Bloomberg Technoz, Jakarta - Menteri Koordinator Bidang Perekonomian Airlangga Hartarto mengungkapkan jumlah nasabah bullion bank atau bank emas menunjukkan pertumbuhan pesat sejak diluncurkan tahun lalu.
Hingga saat ini, jumlah nasabah tercatat telah mencapai 5,7 juta orang, meningkat signifikan dari sekitar 3,2 juta nasabah pada Februari tahun lalu. Airlangga mengatakan peningkatan tersebut sejalan dengan tingginya minat masyarakat untuk menyimpan aset dalam bentuk emas di tengah ketidakpastian global.
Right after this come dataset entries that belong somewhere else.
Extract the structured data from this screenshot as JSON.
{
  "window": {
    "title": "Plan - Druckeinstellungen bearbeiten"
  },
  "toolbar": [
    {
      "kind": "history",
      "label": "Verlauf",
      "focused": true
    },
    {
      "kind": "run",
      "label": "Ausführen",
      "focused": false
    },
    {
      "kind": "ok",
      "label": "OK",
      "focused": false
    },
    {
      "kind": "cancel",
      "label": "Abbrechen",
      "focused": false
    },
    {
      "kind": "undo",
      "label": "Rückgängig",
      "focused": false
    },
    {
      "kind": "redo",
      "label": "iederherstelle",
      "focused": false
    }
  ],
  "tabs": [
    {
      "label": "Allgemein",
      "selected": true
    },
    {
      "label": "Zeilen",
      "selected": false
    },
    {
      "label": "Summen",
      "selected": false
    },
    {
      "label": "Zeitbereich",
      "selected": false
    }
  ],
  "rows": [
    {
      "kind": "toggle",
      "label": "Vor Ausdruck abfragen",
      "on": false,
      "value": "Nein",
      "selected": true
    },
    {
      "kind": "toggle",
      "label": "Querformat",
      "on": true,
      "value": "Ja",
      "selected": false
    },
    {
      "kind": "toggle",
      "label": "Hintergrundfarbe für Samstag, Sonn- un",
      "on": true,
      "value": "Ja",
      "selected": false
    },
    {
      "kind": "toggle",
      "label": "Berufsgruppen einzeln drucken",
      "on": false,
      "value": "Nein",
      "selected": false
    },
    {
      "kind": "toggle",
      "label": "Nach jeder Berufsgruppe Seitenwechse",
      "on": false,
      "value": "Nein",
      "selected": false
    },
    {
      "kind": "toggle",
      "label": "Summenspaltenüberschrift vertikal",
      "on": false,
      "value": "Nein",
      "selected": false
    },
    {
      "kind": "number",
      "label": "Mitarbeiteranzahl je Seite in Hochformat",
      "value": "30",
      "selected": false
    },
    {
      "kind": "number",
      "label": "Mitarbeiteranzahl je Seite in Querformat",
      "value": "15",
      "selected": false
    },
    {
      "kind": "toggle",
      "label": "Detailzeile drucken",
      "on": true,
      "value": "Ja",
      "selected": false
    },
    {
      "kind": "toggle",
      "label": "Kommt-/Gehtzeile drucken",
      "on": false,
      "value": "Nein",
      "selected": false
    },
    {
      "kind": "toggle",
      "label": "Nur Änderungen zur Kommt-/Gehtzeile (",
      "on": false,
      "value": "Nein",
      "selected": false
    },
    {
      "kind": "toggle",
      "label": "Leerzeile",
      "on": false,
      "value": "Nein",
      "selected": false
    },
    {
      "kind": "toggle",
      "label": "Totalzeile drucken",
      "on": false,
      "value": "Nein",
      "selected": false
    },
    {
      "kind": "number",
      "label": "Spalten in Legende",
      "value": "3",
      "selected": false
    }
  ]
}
Selain itu, melalui PT Pegadaian, "Jumlah yang digadaikan di pegadaian nilai emasnya meningkat menjadi 144,7 ton dari 94 ton dan juga mereka yang sudah memanfaatkan itu menjadi pinjaman itu juga naik sebesar 38,5 ton atau senilai 102 triliun," kata Airlangga dalam agenda AKSI KLIK dan Aku Bisa Sejahtera Bank Indonesia secara hybrid, Jumat (6/3/2026).
Selain Pegadaian, pemanfaatan layanan emas di sektor perbankan syariah juga meningkat. Di PT Bank Syariah Indonesia (BSI), total emas yang dikelola telah mencapai sekitar 22 ton.
Airlangga menjelaskan meningkatnya minat masyarakat terhadap emas tidak terlepas dari kenaikan harga logam mulia tersebut di pasar global. Saat peluncuran bullion bank, harga emas masih berada di kisaran US$3.000 per troy ounce, sementara saat ini telah mendekati US$5.000.